The next time this happens, I want you to pause for a moment and think about one of your rules. Then ask yourself what you are absolutely, positively sure is so about that rule. What assumptions do you have about whatever the new idea is? What are you assuming to be true perhaps because it actually was once upon a time (before things changed significantly)? Then jot down all those rules you have about a particular challenge or opportunity.
Notice that almost all your rules are negative. They typically are focused on what you can’t do, not what you can. So now I want you to pause for a moment and ask yourself one simple question: What if I’m wrong?
I'm sure you're not wrong, but what if you were? What else might you see? Are there other possibilities? For example, does your competitor see it differently? What if you knew nothing about your sector or how things are always done in your business? If you had to prove yourself wrong, what other data might you consider? Are these really still the rules you have to follow? What if you did it differently?
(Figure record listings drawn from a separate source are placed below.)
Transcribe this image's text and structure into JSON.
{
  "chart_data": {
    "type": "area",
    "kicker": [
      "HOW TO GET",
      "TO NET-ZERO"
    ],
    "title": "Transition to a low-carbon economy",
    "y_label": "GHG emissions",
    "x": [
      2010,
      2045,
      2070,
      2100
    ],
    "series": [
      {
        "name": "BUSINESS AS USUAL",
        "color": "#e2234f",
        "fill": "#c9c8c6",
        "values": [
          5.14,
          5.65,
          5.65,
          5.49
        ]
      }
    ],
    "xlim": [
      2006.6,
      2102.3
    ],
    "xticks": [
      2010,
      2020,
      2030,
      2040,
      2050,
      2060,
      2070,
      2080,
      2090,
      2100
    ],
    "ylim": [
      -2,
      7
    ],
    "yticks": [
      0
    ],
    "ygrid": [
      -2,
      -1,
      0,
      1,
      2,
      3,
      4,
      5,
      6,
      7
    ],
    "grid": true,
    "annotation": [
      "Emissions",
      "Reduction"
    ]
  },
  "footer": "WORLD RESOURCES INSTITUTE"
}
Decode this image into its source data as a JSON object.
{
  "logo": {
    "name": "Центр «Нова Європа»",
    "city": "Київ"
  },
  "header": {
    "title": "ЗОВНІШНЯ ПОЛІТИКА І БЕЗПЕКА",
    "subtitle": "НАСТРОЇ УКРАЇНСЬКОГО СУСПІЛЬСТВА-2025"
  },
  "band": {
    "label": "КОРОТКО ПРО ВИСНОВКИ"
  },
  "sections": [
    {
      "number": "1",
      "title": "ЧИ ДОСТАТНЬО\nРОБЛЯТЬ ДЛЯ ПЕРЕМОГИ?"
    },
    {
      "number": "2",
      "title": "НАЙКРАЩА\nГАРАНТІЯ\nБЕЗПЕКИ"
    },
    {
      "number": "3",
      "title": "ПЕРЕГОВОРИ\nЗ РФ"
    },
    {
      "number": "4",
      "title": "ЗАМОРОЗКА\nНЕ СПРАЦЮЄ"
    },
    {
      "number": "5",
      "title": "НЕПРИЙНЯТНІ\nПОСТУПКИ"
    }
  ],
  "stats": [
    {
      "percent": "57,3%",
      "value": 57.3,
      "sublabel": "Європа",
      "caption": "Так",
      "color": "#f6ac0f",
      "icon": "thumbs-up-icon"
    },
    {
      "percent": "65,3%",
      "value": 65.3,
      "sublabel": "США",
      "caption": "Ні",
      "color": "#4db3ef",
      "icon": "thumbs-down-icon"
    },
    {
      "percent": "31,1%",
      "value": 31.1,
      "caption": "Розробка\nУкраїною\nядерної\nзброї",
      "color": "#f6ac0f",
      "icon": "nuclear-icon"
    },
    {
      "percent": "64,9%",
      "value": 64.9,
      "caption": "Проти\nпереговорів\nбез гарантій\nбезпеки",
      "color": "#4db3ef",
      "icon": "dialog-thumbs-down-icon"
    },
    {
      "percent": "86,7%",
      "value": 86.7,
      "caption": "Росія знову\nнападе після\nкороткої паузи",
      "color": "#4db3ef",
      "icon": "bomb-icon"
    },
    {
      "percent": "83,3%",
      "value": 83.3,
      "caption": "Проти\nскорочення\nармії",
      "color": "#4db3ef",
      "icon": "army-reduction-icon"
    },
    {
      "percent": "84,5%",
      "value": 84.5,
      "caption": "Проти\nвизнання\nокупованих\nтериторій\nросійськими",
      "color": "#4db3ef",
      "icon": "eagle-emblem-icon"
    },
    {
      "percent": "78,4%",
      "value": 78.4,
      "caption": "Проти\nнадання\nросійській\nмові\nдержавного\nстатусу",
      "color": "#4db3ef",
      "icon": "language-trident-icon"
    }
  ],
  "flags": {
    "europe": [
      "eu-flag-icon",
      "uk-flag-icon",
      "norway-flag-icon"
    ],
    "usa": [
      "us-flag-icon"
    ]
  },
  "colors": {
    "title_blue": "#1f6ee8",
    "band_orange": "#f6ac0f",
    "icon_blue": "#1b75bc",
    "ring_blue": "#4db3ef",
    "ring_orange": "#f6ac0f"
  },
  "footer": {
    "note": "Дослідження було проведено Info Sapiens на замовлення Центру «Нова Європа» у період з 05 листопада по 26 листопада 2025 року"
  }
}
I'm not saying you can do any of these things. Maybe you can and maybe you can’t. But simply by asking your brain the 'what if?' question and suspending the need to prove yourself right, you'll be amazed at what else you might see.
When you ask 'what if?' questions, your brain immediately goes to work on answering them — even when you don't know it's working on it. It starts to consider pieces and parts and looks for what seem to be disparate pieces of data. Then it puts them together and tries to answer those questions for you.
Innovation is all about possibility, not outdated rules and limitations. Once you open up to considering other data, it starts to reform some of your rules and helps to create new assumptions and meanings that will serve you more effectively. So if you’re talking about the same old problem or challenge over and over again, expose and then question a few rules you may not even be conscious you have. It feels good, and it opens your brain to possibilities and alternatives that might just help you be even more successful!